ロシアは中東への足場となるてシリアを必要としているので友好関係を保ち続けようとしています。ですからロシアはアサド政権を支援しているのです。
ただ、注意しなくてはいけないのはロシアはアサド政権を絶対に必要なパートナーとは考えていないということです。
これはどういうことかというと、仮に親ロシアな姿勢を示し、かつシリア国内の統治能力がありそうだ認められる勢力があればそれに鞍替えしてもいいとロシア側は考えているためです。

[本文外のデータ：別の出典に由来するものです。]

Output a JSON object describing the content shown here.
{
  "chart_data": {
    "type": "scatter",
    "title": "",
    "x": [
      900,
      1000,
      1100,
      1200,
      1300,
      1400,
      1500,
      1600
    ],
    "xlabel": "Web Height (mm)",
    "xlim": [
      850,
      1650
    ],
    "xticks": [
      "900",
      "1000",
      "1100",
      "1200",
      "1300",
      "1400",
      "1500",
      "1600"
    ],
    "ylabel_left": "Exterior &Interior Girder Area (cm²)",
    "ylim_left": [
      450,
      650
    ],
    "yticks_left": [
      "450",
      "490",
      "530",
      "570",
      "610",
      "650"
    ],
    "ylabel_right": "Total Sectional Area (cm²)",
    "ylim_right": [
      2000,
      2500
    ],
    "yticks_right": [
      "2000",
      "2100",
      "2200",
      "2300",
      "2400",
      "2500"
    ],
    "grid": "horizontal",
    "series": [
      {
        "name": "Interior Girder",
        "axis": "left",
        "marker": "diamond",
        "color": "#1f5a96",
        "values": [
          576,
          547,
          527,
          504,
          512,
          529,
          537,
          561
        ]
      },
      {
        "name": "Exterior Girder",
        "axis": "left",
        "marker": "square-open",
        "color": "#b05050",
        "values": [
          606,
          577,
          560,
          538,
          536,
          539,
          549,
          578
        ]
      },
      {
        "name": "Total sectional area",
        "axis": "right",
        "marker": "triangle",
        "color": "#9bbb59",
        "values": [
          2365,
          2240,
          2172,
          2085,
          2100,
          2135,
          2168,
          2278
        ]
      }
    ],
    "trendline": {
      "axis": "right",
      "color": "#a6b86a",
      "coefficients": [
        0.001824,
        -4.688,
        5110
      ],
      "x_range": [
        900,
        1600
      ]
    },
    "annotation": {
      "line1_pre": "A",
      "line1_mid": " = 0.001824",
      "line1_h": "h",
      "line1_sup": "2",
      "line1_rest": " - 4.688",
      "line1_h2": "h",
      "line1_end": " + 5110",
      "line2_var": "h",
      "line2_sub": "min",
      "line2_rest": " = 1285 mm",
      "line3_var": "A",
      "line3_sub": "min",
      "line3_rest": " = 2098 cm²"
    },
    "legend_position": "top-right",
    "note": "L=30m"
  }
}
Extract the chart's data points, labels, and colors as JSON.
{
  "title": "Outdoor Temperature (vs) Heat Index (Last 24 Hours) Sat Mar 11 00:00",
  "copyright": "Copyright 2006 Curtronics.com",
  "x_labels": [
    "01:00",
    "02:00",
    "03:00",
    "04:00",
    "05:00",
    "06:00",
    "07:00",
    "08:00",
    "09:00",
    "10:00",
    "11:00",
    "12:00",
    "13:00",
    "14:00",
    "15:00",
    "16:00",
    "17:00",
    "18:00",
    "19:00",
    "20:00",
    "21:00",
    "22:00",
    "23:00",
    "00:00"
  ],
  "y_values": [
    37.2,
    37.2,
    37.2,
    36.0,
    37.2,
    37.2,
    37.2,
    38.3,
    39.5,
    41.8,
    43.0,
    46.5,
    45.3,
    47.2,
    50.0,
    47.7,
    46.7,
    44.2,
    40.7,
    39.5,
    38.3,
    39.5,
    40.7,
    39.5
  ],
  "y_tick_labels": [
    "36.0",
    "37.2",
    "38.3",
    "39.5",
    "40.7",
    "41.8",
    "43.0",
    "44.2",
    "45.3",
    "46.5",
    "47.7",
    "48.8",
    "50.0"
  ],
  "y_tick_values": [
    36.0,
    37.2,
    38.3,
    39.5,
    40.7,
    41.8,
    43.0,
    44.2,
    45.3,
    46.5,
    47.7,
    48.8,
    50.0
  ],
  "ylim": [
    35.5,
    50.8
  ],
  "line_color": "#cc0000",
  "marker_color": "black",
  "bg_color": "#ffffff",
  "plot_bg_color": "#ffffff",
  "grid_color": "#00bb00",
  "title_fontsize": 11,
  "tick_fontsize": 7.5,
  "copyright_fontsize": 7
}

事実アサド政権を見捨ててもいいかなという態度をたま〜に覗かせています。
例えばアサド政権は反政府武装組織を徹底的に潰そうと意気込んでいる時に、ロシアは自分たちの立場としてシリア内戦の継続はよろしくないとの声明を出したりしています。
このような形でロシアはアサドの手綱を握っているのです。
ただ、シリアのアサド政権も黙って利用されているわけではありません。
ソ連がまだまだ元気だった頃から、シリアは国内の反政府勢力やらイスラーム過激派の鎮圧のためだとか様々な理由をつけて、ソ連に最新の兵器や援助を要求していました。
しかも、もしそれをソ連が断ったらシリアとしてはアメリカになびいてもいいんだぜという空気を匂わせながら。そのためソ連としては出来るだけシリアの要求を飲んできたのです。

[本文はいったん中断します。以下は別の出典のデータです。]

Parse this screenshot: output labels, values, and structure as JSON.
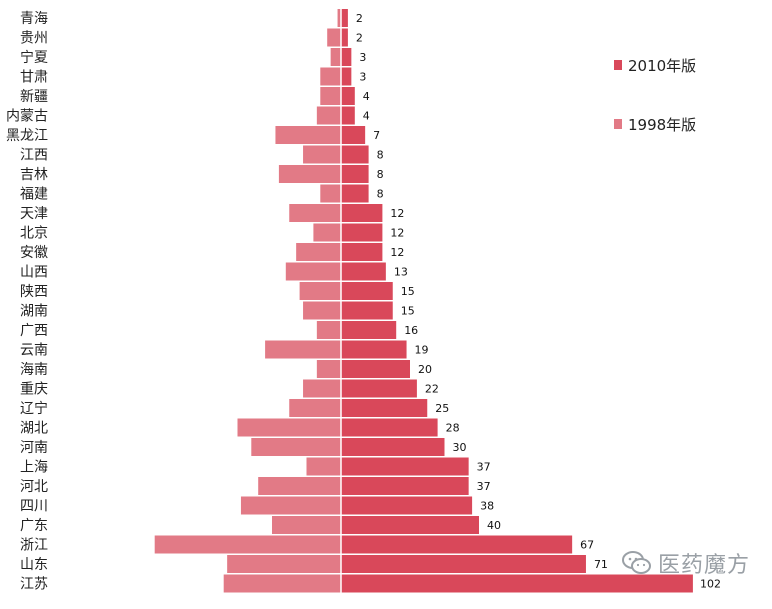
{
  "chart_data": {
    "type": "bar",
    "orientation": "horizontal-butterfly",
    "categories": [
      "青海",
      "贵州",
      "宁夏",
      "甘肃",
      "新疆",
      "内蒙古",
      "黑龙江",
      "江西",
      "吉林",
      "福建",
      "天津",
      "北京",
      "安徽",
      "山西",
      "陕西",
      "湖南",
      "广西",
      "云南",
      "海南",
      "重庆",
      "辽宁",
      "湖北",
      "河南",
      "上海",
      "河北",
      "四川",
      "广东",
      "浙江",
      "山东",
      "江苏"
    ],
    "series": [
      {
        "name": "2010年版",
        "color": "#d9485a",
        "side": "right",
        "values": [
          2,
          2,
          3,
          3,
          4,
          4,
          7,
          8,
          8,
          8,
          12,
          12,
          12,
          13,
          15,
          15,
          16,
          19,
          20,
          22,
          25,
          28,
          30,
          37,
          37,
          38,
          40,
          67,
          71,
          102
        ]
      },
      {
        "name": "1998年版",
        "color": "#e27a86",
        "side": "left",
        "values": [
          1,
          4,
          3,
          6,
          6,
          7,
          19,
          11,
          18,
          6,
          15,
          8,
          13,
          16,
          12,
          11,
          7,
          22,
          7,
          11,
          15,
          30,
          26,
          10,
          24,
          29,
          20,
          54,
          33,
          34
        ]
      }
    ],
    "data_labels": [
      "2",
      "2",
      "3",
      "3",
      "4",
      "4",
      "7",
      "8",
      "8",
      "8",
      "12",
      "12",
      "12",
      "13",
      "15",
      "15",
      "16",
      "19",
      "20",
      "22",
      "25",
      "28",
      "30",
      "37",
      "37",
      "38",
      "40",
      "67",
      "71",
      "102"
    ],
    "title": "",
    "xlabel": "",
    "ylabel": "",
    "legend": "right"
  },
  "watermark": {
    "text": "医药魔方",
    "icon": "wechat-icon"
  }
}
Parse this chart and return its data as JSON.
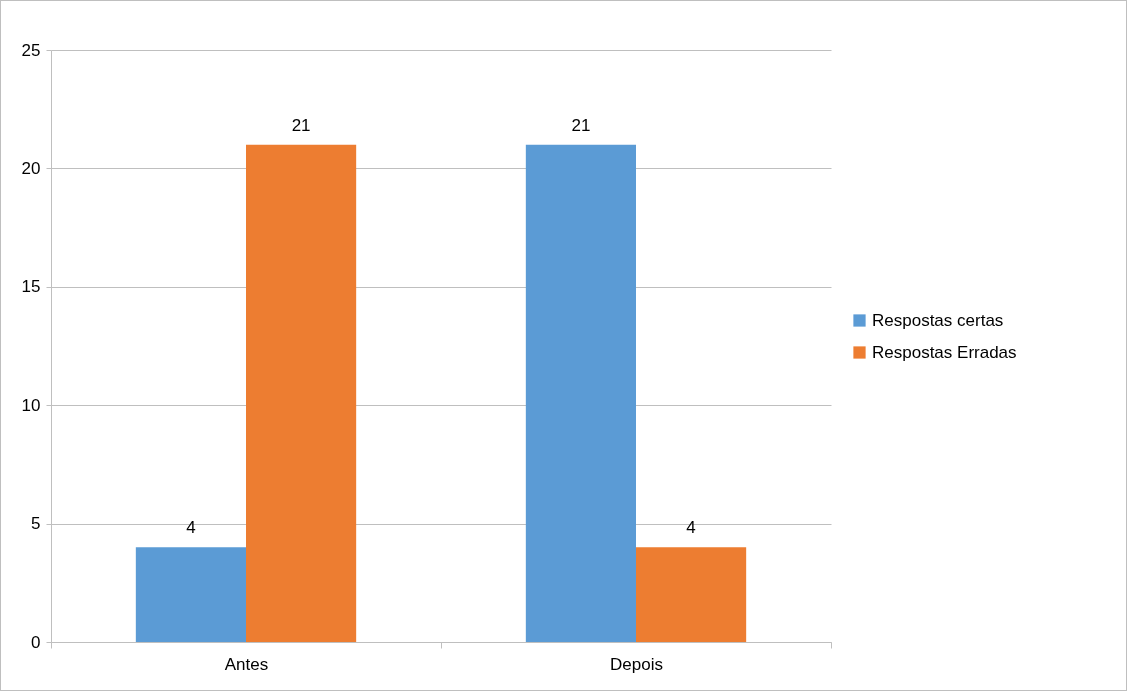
{
  "chart_data": {
    "type": "bar",
    "categories": [
      "Antes",
      "Depois"
    ],
    "series": [
      {
        "name": "Respostas certas",
        "color": "#5b9bd5",
        "values": [
          4,
          21
        ]
      },
      {
        "name": "Respostas Erradas",
        "color": "#ed7d31",
        "values": [
          21,
          4
        ]
      }
    ],
    "ylim": [
      0,
      25
    ],
    "yticks": [
      0,
      5,
      10,
      15,
      20,
      25
    ],
    "grid": "y",
    "legend": "right",
    "data_labels": true
  }
}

ロシアとしてはシリアが離れていってしまえば、ただでさえ低い中東でのプレゼンスがないのに等しことになってしまいます。
これをロシアは恐れているのですから、シリアのおねだりはなるべく叶えてあげてきたのです。
このシリア流のたかり方はソ連がロシアに衣替えしてもちゃっかりと続けられてきました。
古来よりシリア人は商売上手と知られていました。
シリアはその才覚を政治でも遺憾なく発揮したのかまんまと超大国であったソ連、そしてソ連の継承国であるロシアも手玉に取っているのですね。
以上のように良くも悪くもロシアとシリアのアサド政権は互いに利用し尽くそうという、何とも物騒な友好関係を築いているのですね〜。
シリア内戦の今後
おそらくですが、シリア内戦はロシア主導のもとアサド政権が維持される形で解決されるのではないでしょうか。

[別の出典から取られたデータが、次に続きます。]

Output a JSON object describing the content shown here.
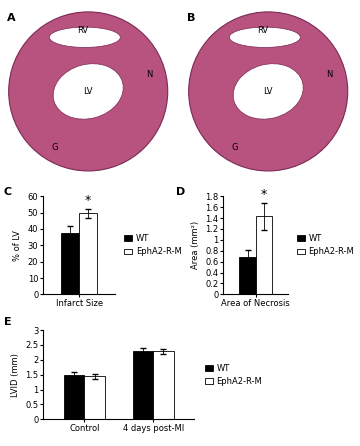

アメリカはオバマ政権を通してほとんど無視を決め込んできましたし、イスラエルが大好きな新しいトランプ政権はイスラエルの安全保障に影響が出ない限り無関心を決め込むでしょう。
こうしてアサド政権はロシアの協力のもとで内戦を終わらせるのではないでしょうか。
内戦終結後は、シリアは従来と同じようにイスラエルと口だけの喧嘩を楽しむのでしょう。